Seventeen-year-old Tessier launched the Amazon petition last month, after the BSA ousted Geoffrey McGrath, a gay Seattle Scoutmaster, and revoked his church’s charter agreement. McGrath said at first he was “horrified” to learn of the petition because he and his husband “love Amazon.” But then, as McGrath told msnbc, he was even more horrified to realize that Tessier had been right.

“Amazon’s policies are really clear that they will not support intolerant organizations,” he said. “We’re just asking them to follow their own values and their own policies, because they’re good values and good policies. We’re asking them to make themselves proud.”

McGrath said it was an emotional day standing with Tessier on Amazon’s campus.

“It took me back 33 years ago to when I was 17 and had earned my Eagle Scout badge,” he said. “The world is a different place for that young man than it was for me. Even so, he had to look across the entire nation to find one gay Scoutmaster. And when he did, it was in the context of my being kicked out.”

So far, those hoping for a prompt change in the Boy Scouts’ policy have been disappointed with news coming out of Nashville, where the group’s leaders are currently gathering. The BSA’s National Executive Board has made the decision to lower the maximum age of youth in its programs to 18 years old, down from 21, NBC News reported. Eighteen had always been the cutoff for youth in the Boy Scouts, but the the eligibility age was higher for other programs under the BSA umbrella -- like the Sea Scouts and the Order of the Arrow, the Boy Scouts’ National Honor Society, and the Venturing program. Lowering the cutoff to 18 years old means openly gay members have less time to participate in the BSA’s extended network before they’re labeled “adults” and subsequently forced out.
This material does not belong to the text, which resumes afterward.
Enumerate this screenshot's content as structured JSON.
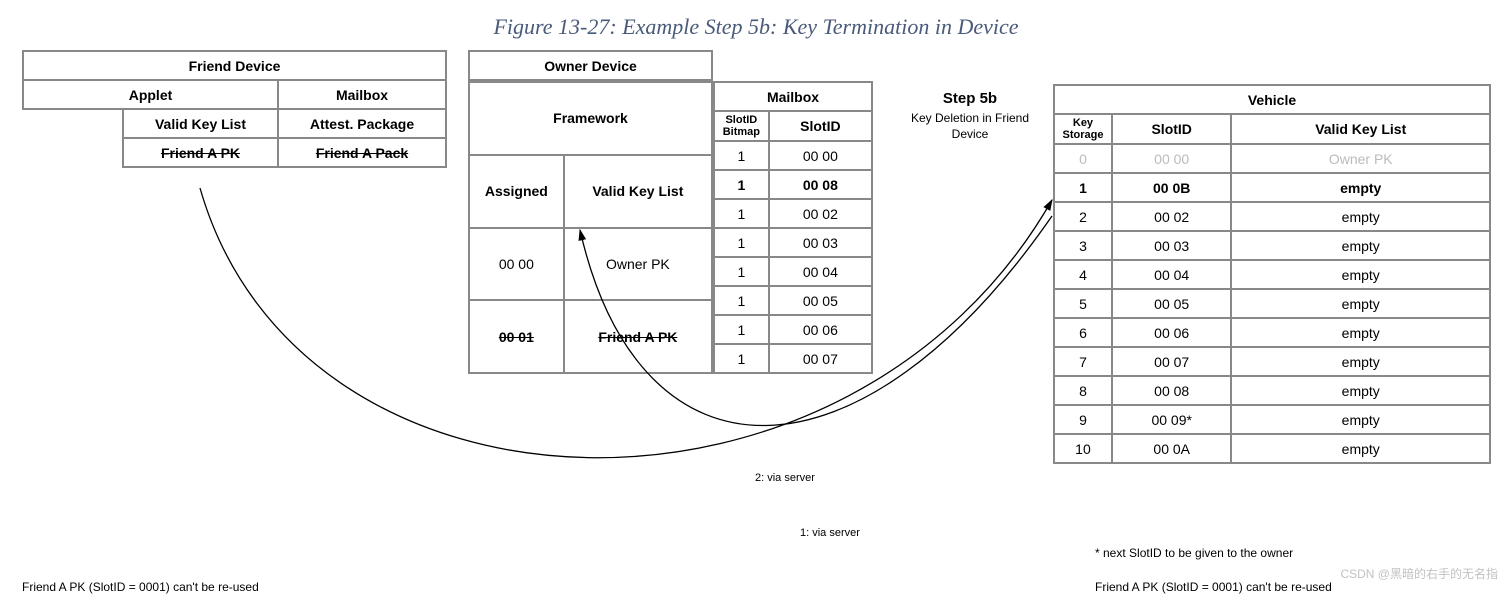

“For example,” said Tessier, “on my 18th birthday, I could’ve joined Venturing crew and still been openly gay. Now that they’ve rolled it back to 18, the policy negatively affects a much larger portion of the Boy Scouts of America.”

“It’s a step backwards, if anything,” he said.

Despite this change, Tessier and Wahls are both optimistic about getting a new BSA president at this year’s meeting, who, barring any unforeseen incidents, will most likely be former U.S. Secretary of Defense Robert Gates. As a member of President Obama’s administration, Gates oversaw the demise of Don’t Ask, Don’t Tell (DADT,) the military’s ban on openly gay servicemembers. Now, LGBT advocates are hoping he’ll do the same for the Boy Scouts.

“We don’t expect them to move backwards,” said Wahls. “As president, Roberts Gates will have the opportunity to make his mark on the organization, and we want to be respectful of him and the fact that he just got there.”

McGrath sounded a less hopeful note.

“Robert Gates is a very capable administrator, but he’s no friend of gay people,” he said. “He was directed to change [DADT] by the commander-in-chief. He wasn’t in favor of changing that policy, but he’s a good soldier -- he implemented the change.”

“But this isn’t about Bob Gates and his ability to manage things,” said McGrath. “It’s about the policy direction that the board is giving him.”

For now, advocates are hoping that going after the BSA’s funding through companies like Amazon will help to force the board’s hand. If that strategy doesn’t work, however, more members may find themselves in McGrath’s position -- forced to part with the organization that they’ve grown up with and love.

On August 5, Tessier will turn 18. Rather than disappearing into the shadows, he plans on applying to be an adult leader with the BSA -- a decision he knows will probably get him kicked out. Regardless of all the controversy the last year has brought, however, Tessier says he’s “still very much in love with the idea of the Boy Scouts.”

“They can’t just ignore me on my 18th birthday,” he said. “I want show them that I’m not going away, so that things stay alive and the fight continues.”